Mazda publishes two horsepower numbers for the 2.5T engine depending on fuel octane. 93 octane gets you 250 hp whereas regular 87 octane will net 227 hp. Cali 91 octane will get something in between. Of importance is the torque curve which is exactly the same regardless of fuel octane below 4000 rpm. So for those who rarely go into the upper reaches of the tachometer, money can be saved at the pump with no effect on daily driving performance. So how does Mazda achieve this high torque at low rpm? And how do they address the issues of turbo lag which would detract from the feel of smooth acceleration?
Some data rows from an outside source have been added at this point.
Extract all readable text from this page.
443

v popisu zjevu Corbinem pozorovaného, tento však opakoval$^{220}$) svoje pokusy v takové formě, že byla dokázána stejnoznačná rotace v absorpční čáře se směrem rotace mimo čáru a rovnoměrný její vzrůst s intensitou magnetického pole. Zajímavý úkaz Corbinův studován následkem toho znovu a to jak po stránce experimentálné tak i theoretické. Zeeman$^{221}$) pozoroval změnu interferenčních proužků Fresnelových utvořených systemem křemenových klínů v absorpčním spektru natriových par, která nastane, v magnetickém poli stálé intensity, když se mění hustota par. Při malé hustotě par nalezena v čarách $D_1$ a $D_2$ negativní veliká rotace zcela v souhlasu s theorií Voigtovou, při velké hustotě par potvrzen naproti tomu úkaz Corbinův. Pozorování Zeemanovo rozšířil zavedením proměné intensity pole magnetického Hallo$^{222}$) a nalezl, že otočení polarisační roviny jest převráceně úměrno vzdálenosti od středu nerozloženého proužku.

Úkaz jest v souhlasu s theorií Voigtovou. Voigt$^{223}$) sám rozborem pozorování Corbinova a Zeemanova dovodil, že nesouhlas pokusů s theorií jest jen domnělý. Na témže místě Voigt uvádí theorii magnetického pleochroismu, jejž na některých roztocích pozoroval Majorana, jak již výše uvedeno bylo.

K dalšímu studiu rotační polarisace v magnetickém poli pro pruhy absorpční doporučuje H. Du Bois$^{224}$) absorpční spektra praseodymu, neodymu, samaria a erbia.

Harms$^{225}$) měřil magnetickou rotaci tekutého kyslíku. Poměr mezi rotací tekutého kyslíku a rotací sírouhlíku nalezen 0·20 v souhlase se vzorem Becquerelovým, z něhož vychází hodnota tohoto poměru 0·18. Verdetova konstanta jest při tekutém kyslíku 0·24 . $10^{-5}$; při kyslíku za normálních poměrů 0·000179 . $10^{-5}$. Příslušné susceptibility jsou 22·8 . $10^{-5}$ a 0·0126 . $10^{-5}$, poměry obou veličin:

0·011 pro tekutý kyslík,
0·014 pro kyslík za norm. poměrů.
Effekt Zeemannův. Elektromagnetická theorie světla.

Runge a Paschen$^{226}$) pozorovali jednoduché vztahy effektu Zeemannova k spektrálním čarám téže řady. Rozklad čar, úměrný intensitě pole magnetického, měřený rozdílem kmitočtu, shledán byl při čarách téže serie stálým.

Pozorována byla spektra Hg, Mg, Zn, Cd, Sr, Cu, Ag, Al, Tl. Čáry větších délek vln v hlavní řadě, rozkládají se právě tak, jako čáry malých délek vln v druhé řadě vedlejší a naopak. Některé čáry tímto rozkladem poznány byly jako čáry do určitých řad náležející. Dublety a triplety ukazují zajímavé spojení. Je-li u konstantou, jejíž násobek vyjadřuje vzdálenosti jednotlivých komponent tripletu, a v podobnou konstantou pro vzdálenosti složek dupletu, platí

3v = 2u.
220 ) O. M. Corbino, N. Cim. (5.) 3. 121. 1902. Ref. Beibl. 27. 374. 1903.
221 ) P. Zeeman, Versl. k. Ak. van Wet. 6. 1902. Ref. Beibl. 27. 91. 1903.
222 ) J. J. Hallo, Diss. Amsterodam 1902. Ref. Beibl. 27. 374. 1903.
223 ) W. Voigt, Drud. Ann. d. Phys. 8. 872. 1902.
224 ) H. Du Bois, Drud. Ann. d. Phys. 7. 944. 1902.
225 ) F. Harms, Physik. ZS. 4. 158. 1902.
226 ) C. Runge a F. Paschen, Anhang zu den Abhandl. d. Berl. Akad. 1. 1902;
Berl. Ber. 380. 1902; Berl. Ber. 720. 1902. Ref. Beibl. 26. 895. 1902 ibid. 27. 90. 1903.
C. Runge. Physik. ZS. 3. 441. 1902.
Mazda developed this ‘dynamic pressure turbo system’ employing two important concepts: variable flow area and exhaust scavenging by way of ejector effect. Other technologies that have been implemented in the past to combat turbo lag in a similar fashion has been a VGT/VNT (Variable Geometry Turbine in Borg-Warner speak, Variable Nozzle Turbine in Garrett speak). Until recently, only the Porsche 911 Turbo has gotten VGT turbos on a gasoline engine as the vanes and rings and all the moving things in the turbine housing required exotic and expensive materials to prevent from seizing up and failing at high gasoline exhaust temperatures. There are newer and cheaper gasoline VNT turbos now from Garrett which are paired with VW and GM engines which have to be combined with engines running Miller Cycle which helps bring down the exhaust temperatures. Either way, VGT/VNT turbos have a lot of moving parts in the turbine housing which drives up cost, complexity, and durability issues from many wear points in the mechanisms. Another technology used back in the day by Honda/Acura was a variable A/R turbine housing. The turbine housing used a flapper valve to divert flow to inner and outer flow paths which where created by a wall and vanes cast into the volute. Looking at the design, it looks difficult to cast, probably had poor turbine efficiency, and lots of places for cracks to start to form from thermal cycling. It’s probably telling Honda/Acura only used the technology for one generation on the RDX before ditching it. The Mazda design uses a twin-entry flange with one port being small in cross-sectional area and the other being large for high flow. No difficult to cast, low durability, flow impeding walls and vanes down in the volute of the turbine housing. Below 1600 rpm, valves close off the big port flow paths forcing all the flow into the small port. Good ole Fluid Mechanics tells us that for a constant mass flow of fluid, the velocity of fluid will accelerate when you reduce the cross-sectional area it flows through. So, the thumb over the end of the garden hose. So that’s how Mazda attacked the issue of turbo lag.